I sat pondering my day. At that time I’d not received any acknowledgment for the gift I left at home for the girls. The gift I’d given at the party had remained unseen in its envelope. No one wanted my train seat, or a share in my sweets. I felt odd about all this until it struck me that my intention was in completely the wrong place. I’d been doing all this stuff with some expectation of satisfying myself, not those around me.
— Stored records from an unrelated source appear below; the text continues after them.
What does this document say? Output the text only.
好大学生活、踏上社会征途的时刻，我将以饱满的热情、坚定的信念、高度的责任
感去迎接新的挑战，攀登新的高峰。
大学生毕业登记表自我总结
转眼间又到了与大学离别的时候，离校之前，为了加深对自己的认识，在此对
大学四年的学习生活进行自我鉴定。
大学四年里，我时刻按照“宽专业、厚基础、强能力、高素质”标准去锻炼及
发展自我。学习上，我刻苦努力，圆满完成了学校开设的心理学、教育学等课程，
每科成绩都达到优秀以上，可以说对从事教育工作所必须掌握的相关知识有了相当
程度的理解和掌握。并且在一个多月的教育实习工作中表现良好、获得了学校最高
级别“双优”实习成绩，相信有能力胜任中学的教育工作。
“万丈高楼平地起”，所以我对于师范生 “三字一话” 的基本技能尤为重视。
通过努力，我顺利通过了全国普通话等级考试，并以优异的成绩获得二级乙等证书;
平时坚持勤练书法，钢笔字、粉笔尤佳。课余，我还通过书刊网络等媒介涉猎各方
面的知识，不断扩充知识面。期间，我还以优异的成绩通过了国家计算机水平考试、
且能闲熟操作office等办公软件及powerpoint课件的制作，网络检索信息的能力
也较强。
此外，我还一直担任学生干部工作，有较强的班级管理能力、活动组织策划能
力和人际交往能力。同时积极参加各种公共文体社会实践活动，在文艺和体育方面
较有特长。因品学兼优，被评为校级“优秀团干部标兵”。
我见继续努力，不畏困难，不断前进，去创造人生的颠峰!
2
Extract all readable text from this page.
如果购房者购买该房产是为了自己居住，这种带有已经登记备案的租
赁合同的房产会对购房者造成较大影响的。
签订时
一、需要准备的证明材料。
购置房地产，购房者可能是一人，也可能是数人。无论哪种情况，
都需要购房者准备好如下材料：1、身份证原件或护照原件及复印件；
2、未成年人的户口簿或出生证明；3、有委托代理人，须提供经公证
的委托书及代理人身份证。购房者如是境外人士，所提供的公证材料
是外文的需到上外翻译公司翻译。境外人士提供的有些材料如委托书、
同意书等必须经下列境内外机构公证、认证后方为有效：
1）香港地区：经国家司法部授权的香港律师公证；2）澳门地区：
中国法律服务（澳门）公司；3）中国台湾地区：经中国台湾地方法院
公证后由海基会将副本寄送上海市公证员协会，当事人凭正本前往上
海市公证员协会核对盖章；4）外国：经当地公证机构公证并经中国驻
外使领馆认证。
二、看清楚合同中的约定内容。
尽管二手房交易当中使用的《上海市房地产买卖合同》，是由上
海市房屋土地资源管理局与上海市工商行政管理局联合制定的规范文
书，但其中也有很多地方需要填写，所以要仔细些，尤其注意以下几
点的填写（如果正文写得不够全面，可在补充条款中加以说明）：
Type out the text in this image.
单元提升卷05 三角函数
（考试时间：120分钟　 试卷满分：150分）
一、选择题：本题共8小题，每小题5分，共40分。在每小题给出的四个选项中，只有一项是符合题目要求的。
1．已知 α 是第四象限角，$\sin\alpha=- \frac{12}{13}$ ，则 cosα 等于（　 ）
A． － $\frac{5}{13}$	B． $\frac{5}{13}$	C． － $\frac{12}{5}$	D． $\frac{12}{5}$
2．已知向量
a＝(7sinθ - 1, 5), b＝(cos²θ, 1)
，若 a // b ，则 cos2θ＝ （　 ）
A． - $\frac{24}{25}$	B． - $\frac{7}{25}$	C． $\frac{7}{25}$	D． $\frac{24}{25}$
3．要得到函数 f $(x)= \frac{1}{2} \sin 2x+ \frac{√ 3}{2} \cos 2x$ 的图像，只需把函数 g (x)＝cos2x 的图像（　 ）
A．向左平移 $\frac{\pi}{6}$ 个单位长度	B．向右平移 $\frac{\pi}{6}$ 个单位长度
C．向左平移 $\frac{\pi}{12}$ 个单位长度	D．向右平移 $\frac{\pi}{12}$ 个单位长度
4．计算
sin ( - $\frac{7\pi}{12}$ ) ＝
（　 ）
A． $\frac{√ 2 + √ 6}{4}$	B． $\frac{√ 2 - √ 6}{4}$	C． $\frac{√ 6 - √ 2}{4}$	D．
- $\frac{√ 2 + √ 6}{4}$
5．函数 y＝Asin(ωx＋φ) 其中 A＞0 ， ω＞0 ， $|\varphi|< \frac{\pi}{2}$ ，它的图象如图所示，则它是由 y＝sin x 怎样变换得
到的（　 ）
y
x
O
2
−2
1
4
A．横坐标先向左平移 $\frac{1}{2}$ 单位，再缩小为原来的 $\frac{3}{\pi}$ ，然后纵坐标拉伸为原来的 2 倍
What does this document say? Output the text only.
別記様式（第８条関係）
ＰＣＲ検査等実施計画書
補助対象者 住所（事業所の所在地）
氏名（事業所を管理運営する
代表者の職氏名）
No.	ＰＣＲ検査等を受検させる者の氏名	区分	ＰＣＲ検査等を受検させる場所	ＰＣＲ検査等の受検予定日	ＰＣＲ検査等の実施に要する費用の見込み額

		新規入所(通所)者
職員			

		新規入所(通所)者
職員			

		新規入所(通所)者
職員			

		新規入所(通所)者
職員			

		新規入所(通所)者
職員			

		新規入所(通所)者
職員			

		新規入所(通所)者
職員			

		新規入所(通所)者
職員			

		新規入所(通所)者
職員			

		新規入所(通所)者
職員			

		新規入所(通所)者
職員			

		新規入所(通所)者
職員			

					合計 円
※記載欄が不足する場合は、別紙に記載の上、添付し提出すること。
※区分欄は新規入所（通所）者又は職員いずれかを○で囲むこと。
To the extent that altruism is defined as ‘disinterested and selfless concern for the well-being of others’, I am not sure it exists, by which I mean that the act of giving creates beneficial feedback for the giver as well as any positives which passes to the receiver. That said, I feel I’m off to a bad start and I need to put my own expectations into a different place. I’m going to leave the word ‘random’ out of the equation from now on – this is an intentional process after all.

Day two of the experiment beckons, and with it a chance to relax, let go, and just be kind.

Experiments in Wellbeing – Acts of Kindness

Ty Sullivan is one of my friends over in the USA. Today, he and others are starting a 30 day random acts of kindness pledge. Ty is inviting others to join in, optionally using the hashtag #OneGoodThing. Having previously enjoyed the #100HappyDays and the #RWRunStreak experiments, I’m going to give this one a go too, and yes, I know, signing up for something like this does take some of the ‘random’ out of random acts of kindness.

I’m curious to learn how I get along with this – although I enjoy giving I frequently find myself wrestling with kindness. I’ll keep you posted, and if you fancy giving it a go and sharing your experience too – that would be great.